Dive Brief:
- Hologic received approval from the Food and Drug Administration for an assay to quantify the viral load of cytomegalovirus (CMV) in solid organ or stem cell transplant patients, clearing it to challenge companies including Roche.
- The FDA's approval of the Aptima CMV Quant assay, which follows last year’s CE mark, positions Hologic to sell a post-transplant pathogen detection and monitoring test for its Panther system in the U.S. for the first time.
- Having entered the space, Hologic plans to work toward approvals of transplant assays for other pathogens including the BK virus and Epstein-Barr virus to provide quantitative assessments of potential threats to patients.
Dive Insight:
CMV poses little threat to people with healthy immune systems, with most infections only causing mild symptoms, if any. However, immunosuppressive regimens needed to prevent the rejection of transplants of solid organs and stem cells leave patients more vulnerable. Left untreated, CMV can cause outcomes including transplant rejection and death, leading physicians to monitor patients for the pathogen.
Labs use nucleic acid amplification techniques to detect and quantify CMV and thereby enable timely treatment. Still, limited availability of international standards and variation in assay characteristics previously resulted in a variance in quantification, according to Hologic
The World Health Organization responded by creating an international standard that has been used to calibrate several FDA-approved commercial assays. Roche hailed its COBAS AmpliPrep/COBAS TaqMan CMV Test as the first in-vitro diagnostic test to conform with the WHO standard. Abbott Laboratories and Qiagen also have CMV tests.
While WHO-standard assays are available, unaligned laboratory-developed tests remain in use. Hologic’s Aptima CMV Quant assay offers another option and marks the start of the company’s effort to expand in the transplant sector.
Hologic CEO Steve MacMillan on a quarterly results conference call last month set out the progress of the integration of the $159 million Diagenode acquisition and implications for the transplant assay strategy.

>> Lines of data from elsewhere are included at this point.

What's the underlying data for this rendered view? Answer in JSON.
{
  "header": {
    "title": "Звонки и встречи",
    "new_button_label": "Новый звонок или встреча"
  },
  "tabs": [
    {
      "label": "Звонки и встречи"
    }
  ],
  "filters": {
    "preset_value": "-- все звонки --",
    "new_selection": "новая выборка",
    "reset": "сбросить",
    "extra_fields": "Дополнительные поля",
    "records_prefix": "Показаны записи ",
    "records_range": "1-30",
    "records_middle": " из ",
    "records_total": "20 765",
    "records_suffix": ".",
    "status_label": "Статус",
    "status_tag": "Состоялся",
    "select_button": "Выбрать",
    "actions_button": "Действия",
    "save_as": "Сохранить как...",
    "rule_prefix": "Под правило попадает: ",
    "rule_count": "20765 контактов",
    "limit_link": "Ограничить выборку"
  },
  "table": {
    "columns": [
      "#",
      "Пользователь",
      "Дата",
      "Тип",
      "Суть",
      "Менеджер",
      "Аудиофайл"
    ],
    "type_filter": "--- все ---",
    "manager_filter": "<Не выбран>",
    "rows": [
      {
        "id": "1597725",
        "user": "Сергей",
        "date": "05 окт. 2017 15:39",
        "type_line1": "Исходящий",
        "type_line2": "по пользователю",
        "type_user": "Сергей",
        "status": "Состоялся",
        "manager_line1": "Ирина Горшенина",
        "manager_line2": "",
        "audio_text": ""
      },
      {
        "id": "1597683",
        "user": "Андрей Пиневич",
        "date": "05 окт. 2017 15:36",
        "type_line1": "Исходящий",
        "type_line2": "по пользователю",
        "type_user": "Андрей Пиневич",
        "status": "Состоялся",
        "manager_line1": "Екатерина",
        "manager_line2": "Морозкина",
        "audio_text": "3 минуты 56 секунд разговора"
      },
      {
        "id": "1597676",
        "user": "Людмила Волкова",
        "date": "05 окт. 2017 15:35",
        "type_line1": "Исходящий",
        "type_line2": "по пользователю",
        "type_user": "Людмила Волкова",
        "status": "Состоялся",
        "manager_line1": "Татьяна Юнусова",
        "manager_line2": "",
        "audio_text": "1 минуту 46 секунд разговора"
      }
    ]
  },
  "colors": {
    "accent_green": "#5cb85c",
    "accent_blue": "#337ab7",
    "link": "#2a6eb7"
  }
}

“To date, teams from San Diego and Belgium have worked together closely to improve processes and clearly define a robust product development pipeline. The team is already making meaningful progress towards approval of two viral load assays, which will expand our urology portfolio in the transplant testing space,” MacMillan said.
Hologic is looking to transplant assays to help drive growth as COVID-19 testing abates. The company tapped earnings from its testing windfall to make a series of deals last year, including the takeover of Diagenode.